RE(VIEWING) THE CONSTITUTIONAL COURT’S DECISION IN SIDUMO
Keywords:dismissed employees, “reasonable employer” test, arbitrators, reasonable decisions
In Sidumo v Rustenburg Platinum Ltd (2007 12 BLLR 1097 (CC); 2007 28 ILJ 2405 (CC); 2008 2 SA 24 (CC)) the Constitutional Court made two findings of immense significance for dismissed employees: firstly, the court rejected the use of the socalled “reasonable employer” test in our law, which required arbitrators and courts evaluating the fairness of a dismissal for proven misconduct to treat the employer’s decision on sanction with a measure of deference; and secondly, on scrutiny of the more controversial issue before the court, to wit the basis, if any, upon which arbitrators are obliged to make reasonable decisions, the court (in confirming that
arbitrators remain so obliged) held that the obligation to do so suffuses section 145 of the LRA ,and the extended review grounds of PAJA do not apply.
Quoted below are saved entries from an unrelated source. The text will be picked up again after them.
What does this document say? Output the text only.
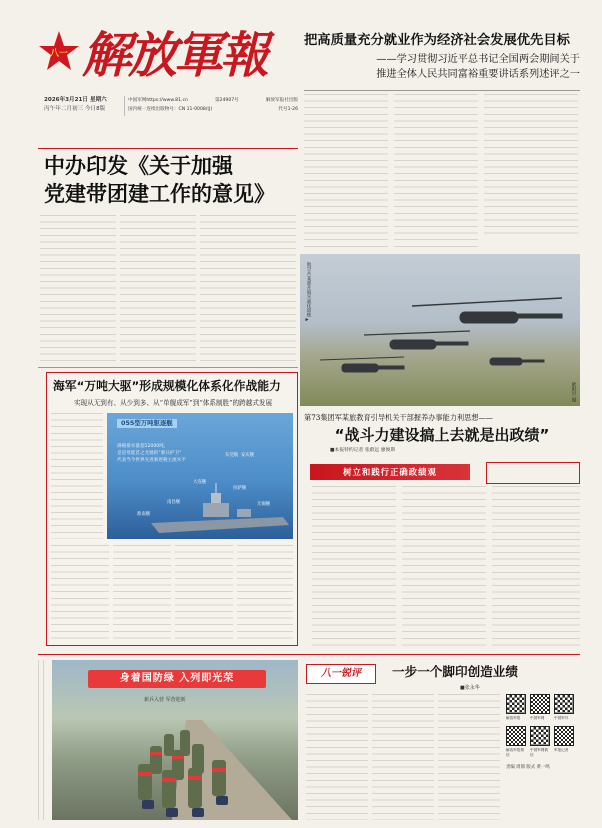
八一 解放軍報
2026年3月21日 星期六
丙午年二月初三 今日8版
中国军网https://www.81.cn	第24907号	解放军报社出版
国内统一连续出版物号：CN 11-0008/(J)	代号1-26
把高质量充分就业作为经济社会发展优先目标
——学习贯彻习近平总书记全国两会期间关于
推进全体人民共同富裕重要讲话系列述评之一
中办印发《关于加强
党建带团建工作的意见》
▲
航空兵某部开展实战化训练
欧阳贝 摄
海军“万吨大驱”形成规模化体系化作战能力
实现从无到有、从少到多、从“单舰成军”到“体系制胜”的跨越式发展
055型万吨驱逐舰
满载排水量超12000吨，
是是母能首之尤驰的“驱日护卫”
代表当今世界先进驱逐舰主流水平
东莞航 安庆舰
大连舰
拉萨舰
南昌舰	无锡舰
淮南舰
第73集团军某旅教育引导机关干部握养办事能力利思想——
“战斗力建设搞上去就是出政绩”
■本报特约记者 张蔚远 廖俊斯
树立和践行正确政绩观
身着国防绿 入列即光荣
新兵入营 军营迎新
八一锐评	一步一个脚印创造业绩
■张永华
解放军报	中国军网	中国军号
解放军报微信
中国军网微信
军报记者
责编 周锦 版式 黄一鸣
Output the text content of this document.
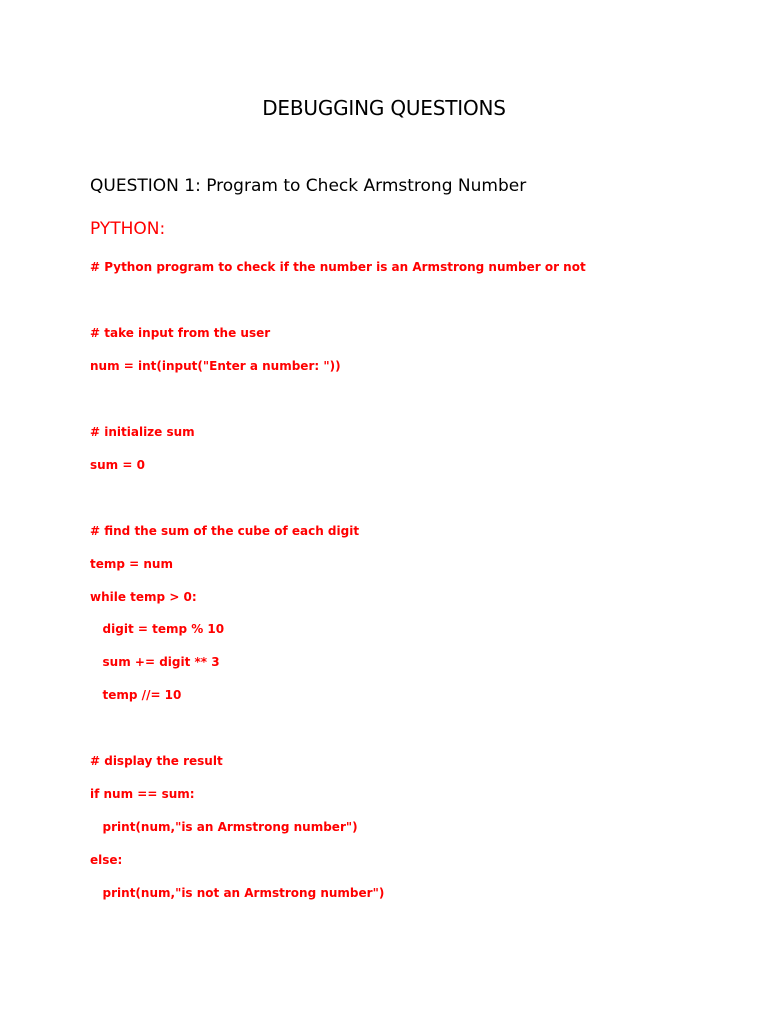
DEBUGGING QUESTIONS
QUESTION 1: Program to Check Armstrong Number
PYTHON:
# Python program to check if the number is an Armstrong number or not
# take input from the user
num = int(input("Enter a number: "))
# initialize sum
sum = 0
# find the sum of the cube of each digit
temp = num
while temp > 0:
digit = temp % 10
sum += digit ** 3
temp //= 10
# display the result
if num == sum:
print(num,"is an Armstrong number")
else:
print(num,"is not an Armstrong number")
In the present article these conclusions are critically analysed and evaluated, and a number of submissions are made, inter alia: it is submitted that the Constitutional Court’s rejection of the “reasonable employer” test was premised on a fundamental misinterpretation of what the test postulates; it is submitted that while the court’s attempt to locate the reasonableness standard within the LRA was perhaps justifiable, the court failed to consider properly, or indeed at all, the wording of section 145 and its history, with the consequence that the court failed to appreciate that section 145 (save on an unduly strained interpretation) could not conceivably be construed to cater, in itself and without more, for the scope of the constitutional right to just administrative action; and further, that the labour landscape post-Sidumo is one bathed in greater uncertainty. In conclusion, the authors pose the question
whether, on a review of Sidumo, the Constitutional Court should not be considered to have fallen short of fulfilling its constitutional obligations under the rule of law.